C: What have been some challenges you’ve encountered in your mentoring research?

TS: Previously, I have been investigating mentorship of international college students using data from the Multi-Instiutional Study of Leadership, which is a phenomenal international study of college student leadership development and a robust data set.  However, there are always limitations with pre-existing data, particularly in terms of wanting to follow up on responses and find out more.  My new project about Chinese international students’ leadership development is a qualitative study, so I look forward to using that format to follow up on some of those questions that I haven’t been able to answer previously using an existing quantitative data set.

Developmental Impacts of Traumatic Experiences on College Students

C: What brought your interest in understanding the connection between the experienced trauma faced by college students and their identity development?

TS: A lot of literature points to the reality that trauma is very prevalent in college student populations.  We also know from a lot of research about how childhood trauma can have developmental ripple effects across a lifetime.  However, we really know a whole lot less about how trauma that is experienced in early adulthood (i.e., when many people are in college) impacts many of the developmental outcomes, such as identity formation and development, that are critical during this time of life.  This area of my scholarship is close to my heart – I have felt very privileged to work with all of my incredible participants who have been so willing to share their experiences of both struggle and resilience.

C: What have been your findings on the identity development of college students who experienced trauma so far?

TS: My work has unearthed what I’ll call the “pre”, “post”, and “post-post” components of how college student trauma and identity intersect.  In terms of the “pre”, I’ve noted that the impacts of trauma on the self don’t really just begin with a traumatic event or experience.  Rather, orientating systems exist long before trauma might happen and frame how an individual will make sense of it in terms of their identity.  For example, social identities like gender may limit how an individual may process their trauma if they don’t want to appear “weak” or fall into negative stereotypes about their gender identity.  In terms of the “post”, there are a whole lot of developmental tasks that arise after trauma that college students have to process through and these are directly tied to making meaning of who they are in the world (i.e., their identities).  For example, for many college students experiencing trauma, their peers may not fully understand what they are going through.  This can have an isolating effect during a developmental time when relationships are really critical to identity development.  Finally, in terms of the “post-post”, as college student survivors navigate through these developmental tasks after trauma they are ultimately refining a sense of self along the way which results in two key features:  1) the trauma becomes part of the person’s sense of self, but not the full self, and 2) a trauma lens develops in which a person comes to understand themselves and the world around them through the prism of that traumatic experience(s) they have endured.
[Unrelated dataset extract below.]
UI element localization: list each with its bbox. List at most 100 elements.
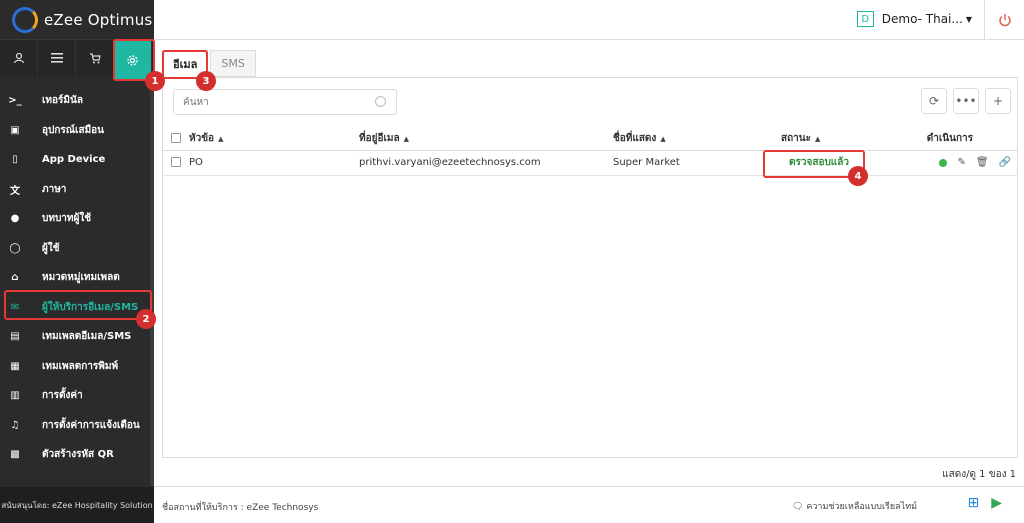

TS: Most of my work in this area has been qualitative, which lends itself well to the kinds of questions I have been asking about college student trauma.  Being able to interact with survivors of trauma in this way has been humbling and inspiring, because there is a whole lot of struggle in this world, but a whole lot of resilience too. As much as I value and hold sacred the possibility of being able to interact with survivors in this way in my research, this can simultaneously be some of the challenge of the work that I do.  Stories of trauma are some of the most difficult to hear and as much as I do to prepare myself for interviews and engage in good self-care along the way, these are difficult stories that impact me at a very human level.  Inevitably, there are stories that I hear that are hard to let go of and hard to not feel at a very deep level.  I do a lot of work to mitigate that effect – often it helps and sometimes it doesn’t and that’s ok.  What I am reminded of in the process is something that’s increasingly important to me in my work – there’s room for humanity in the research process.